In the past Microsoft was in some circumstances quite good at frustrating those users who preferred to use other people's web browsers, but even though I dislike that, I can understand it, putting my developer's hat on. As a developer, it's awkward if people start phoning you up to complain about bugs in your product when they are actually bugs in components written by someone else. And so using alternate browser's engines to provide critical bits of Windows functionality isn't on.
An earlier poster mentioned windows update. A very good point, this is why Vista has made Windows update into more of a proper dedicated vista application rather than just a flaky badly lashed-together heap of junk trying to live inside a normal web browser. (I presume that Vista's win update UI is an XAML-powered app so uses that for a UI rendering engine rather than the rendering engine in any web browser.)
There has to be a limit to people's whinging. People really who don't like IE that much perhaps should buy another o/s, as there are a couple of others out there that some people seem to like. If someone doesn't like IE because they don't trust it, then it's odd that they are willing to trust other microsoft software so much that they would be willing to buy an o/s from the same company.
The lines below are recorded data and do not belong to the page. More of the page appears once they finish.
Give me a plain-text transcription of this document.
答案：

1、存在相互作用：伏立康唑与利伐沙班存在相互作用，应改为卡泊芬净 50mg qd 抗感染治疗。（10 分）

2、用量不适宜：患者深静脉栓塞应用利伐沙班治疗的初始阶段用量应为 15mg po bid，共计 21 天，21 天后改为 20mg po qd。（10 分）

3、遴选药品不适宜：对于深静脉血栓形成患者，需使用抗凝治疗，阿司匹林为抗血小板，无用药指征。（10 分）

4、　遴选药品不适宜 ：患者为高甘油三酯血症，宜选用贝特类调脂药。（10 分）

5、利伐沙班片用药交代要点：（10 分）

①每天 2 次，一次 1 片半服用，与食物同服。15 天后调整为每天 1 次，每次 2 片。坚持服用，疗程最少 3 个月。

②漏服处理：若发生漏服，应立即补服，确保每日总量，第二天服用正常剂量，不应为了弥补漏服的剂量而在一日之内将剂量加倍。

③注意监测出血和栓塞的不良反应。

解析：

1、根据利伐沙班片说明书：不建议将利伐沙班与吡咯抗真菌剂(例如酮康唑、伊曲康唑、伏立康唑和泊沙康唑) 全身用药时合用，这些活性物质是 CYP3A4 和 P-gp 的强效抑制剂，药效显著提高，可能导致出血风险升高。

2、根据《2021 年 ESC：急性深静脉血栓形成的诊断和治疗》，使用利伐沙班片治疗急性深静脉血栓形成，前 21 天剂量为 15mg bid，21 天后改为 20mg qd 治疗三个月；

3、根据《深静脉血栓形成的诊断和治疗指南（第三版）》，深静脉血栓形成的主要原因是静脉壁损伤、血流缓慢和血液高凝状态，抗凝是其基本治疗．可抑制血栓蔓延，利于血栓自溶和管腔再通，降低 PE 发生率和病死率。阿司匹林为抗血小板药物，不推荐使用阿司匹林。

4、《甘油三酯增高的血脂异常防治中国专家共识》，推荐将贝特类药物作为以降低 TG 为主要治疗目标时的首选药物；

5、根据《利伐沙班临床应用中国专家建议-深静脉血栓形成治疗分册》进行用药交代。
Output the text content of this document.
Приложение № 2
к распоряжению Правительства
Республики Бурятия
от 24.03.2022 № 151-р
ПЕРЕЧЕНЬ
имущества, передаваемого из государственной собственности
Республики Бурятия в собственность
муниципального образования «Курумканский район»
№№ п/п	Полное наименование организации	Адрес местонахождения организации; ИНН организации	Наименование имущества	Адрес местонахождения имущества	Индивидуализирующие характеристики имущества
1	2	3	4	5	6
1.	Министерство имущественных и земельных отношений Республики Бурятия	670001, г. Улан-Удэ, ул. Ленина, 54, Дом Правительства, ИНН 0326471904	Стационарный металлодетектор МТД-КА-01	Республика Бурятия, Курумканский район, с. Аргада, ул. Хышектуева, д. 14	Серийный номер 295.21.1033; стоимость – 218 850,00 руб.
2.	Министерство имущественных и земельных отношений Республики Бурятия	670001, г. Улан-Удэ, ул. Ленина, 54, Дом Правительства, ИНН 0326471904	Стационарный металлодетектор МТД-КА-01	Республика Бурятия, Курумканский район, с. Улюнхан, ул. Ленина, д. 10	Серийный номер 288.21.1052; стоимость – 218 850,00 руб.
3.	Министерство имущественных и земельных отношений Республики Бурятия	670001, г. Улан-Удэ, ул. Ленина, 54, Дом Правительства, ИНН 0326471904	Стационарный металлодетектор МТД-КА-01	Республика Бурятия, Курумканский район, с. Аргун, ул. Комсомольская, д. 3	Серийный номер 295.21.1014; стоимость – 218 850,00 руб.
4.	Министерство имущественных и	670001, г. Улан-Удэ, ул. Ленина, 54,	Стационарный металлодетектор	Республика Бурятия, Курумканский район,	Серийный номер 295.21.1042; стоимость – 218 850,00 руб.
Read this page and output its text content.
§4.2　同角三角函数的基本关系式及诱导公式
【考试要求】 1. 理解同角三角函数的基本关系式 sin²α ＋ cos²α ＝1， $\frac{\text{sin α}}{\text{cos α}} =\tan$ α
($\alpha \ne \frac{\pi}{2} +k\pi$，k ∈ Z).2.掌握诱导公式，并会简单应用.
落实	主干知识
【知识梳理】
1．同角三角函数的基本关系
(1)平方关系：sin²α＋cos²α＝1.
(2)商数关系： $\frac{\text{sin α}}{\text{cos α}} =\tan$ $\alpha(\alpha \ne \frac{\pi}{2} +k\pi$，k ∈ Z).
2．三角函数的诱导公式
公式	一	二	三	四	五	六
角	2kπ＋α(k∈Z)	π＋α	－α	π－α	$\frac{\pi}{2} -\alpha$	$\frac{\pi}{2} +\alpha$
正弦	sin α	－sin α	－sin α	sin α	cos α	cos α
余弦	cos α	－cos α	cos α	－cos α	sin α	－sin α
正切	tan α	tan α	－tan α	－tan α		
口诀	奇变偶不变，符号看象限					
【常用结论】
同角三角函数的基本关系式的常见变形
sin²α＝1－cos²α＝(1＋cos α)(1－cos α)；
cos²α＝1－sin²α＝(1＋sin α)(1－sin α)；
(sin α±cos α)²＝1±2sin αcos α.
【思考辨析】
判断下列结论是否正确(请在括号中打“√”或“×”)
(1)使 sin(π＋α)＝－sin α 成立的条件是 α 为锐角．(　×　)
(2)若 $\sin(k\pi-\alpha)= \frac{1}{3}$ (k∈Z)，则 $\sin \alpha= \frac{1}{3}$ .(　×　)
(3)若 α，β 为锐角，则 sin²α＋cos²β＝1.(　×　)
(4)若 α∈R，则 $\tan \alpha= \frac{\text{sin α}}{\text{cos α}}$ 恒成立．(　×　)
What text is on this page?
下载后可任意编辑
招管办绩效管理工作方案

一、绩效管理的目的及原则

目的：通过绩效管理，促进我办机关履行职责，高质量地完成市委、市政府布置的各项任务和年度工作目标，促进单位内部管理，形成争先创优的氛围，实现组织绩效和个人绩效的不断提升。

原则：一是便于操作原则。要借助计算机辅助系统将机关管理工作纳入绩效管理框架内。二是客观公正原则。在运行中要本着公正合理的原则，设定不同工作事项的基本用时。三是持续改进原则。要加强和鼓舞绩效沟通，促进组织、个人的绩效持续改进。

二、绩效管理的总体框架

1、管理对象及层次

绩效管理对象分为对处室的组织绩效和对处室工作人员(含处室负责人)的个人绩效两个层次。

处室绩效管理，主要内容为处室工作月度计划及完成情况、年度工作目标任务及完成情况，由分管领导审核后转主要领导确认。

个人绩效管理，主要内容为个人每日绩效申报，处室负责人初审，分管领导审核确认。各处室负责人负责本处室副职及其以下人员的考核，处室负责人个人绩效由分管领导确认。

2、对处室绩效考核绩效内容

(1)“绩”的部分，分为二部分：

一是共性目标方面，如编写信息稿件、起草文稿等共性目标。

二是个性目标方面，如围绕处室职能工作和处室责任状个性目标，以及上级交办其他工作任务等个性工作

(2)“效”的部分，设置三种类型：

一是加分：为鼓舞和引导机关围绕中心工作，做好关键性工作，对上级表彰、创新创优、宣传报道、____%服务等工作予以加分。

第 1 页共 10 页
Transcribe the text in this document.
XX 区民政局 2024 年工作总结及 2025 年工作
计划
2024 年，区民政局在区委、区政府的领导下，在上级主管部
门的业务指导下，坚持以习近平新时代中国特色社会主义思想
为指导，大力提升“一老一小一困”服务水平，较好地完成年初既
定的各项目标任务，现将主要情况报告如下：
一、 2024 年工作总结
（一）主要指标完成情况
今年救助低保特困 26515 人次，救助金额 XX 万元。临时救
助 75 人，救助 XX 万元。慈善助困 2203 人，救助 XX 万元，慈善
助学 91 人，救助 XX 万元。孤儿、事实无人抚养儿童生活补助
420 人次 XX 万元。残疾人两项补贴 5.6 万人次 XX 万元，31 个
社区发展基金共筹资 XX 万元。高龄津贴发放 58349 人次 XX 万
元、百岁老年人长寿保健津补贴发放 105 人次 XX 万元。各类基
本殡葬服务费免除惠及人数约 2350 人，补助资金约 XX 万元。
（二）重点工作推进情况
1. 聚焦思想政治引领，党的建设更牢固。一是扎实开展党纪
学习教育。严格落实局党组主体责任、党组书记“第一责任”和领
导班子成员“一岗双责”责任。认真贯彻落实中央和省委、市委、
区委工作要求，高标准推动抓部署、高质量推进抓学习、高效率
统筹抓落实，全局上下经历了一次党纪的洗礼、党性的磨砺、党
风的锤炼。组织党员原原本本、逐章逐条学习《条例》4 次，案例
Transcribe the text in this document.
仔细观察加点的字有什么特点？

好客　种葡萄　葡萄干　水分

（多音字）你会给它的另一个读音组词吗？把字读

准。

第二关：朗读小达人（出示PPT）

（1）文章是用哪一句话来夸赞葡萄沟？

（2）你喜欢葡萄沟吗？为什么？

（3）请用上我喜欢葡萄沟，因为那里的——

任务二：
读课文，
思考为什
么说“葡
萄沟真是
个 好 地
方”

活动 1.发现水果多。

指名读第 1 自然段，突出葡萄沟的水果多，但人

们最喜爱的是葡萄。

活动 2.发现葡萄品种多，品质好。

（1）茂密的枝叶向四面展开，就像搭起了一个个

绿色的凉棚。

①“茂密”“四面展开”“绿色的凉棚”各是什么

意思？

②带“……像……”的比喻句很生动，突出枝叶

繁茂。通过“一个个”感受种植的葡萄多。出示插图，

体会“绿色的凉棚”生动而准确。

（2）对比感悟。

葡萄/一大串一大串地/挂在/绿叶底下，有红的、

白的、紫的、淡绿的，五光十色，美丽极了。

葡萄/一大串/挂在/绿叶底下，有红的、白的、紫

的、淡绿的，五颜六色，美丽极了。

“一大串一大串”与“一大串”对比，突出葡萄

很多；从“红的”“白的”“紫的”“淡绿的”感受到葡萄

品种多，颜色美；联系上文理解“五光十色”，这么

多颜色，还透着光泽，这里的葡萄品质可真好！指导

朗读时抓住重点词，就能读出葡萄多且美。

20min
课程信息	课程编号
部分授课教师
Microsoft have behaved very badly in the past, and I would be count myself as both a fan and vehement critic. But it's ludicrous that the legislators have nothing better to do than make end users' lives more complicated in gesture politics which make no practical difference. And they are doing this when MS has finally been persuaded by pressure groups (of which there have been many, WASP is one that comes to mind) and do something about sorting out the issues of user choice surrounding the web browsing experience, has come up with a new product that heads some way towards the state of the art in some areas of web standards compliance, and after being dismally bad in terms of security has already some while back advanced to be undeniably light years ahead of all the browser competitors on the Windows Vista platform in terms of security with the exploitation of low-rights/"protected mode".
No seriously, I have never been a Microsoft employee. Rather the opposite in fact.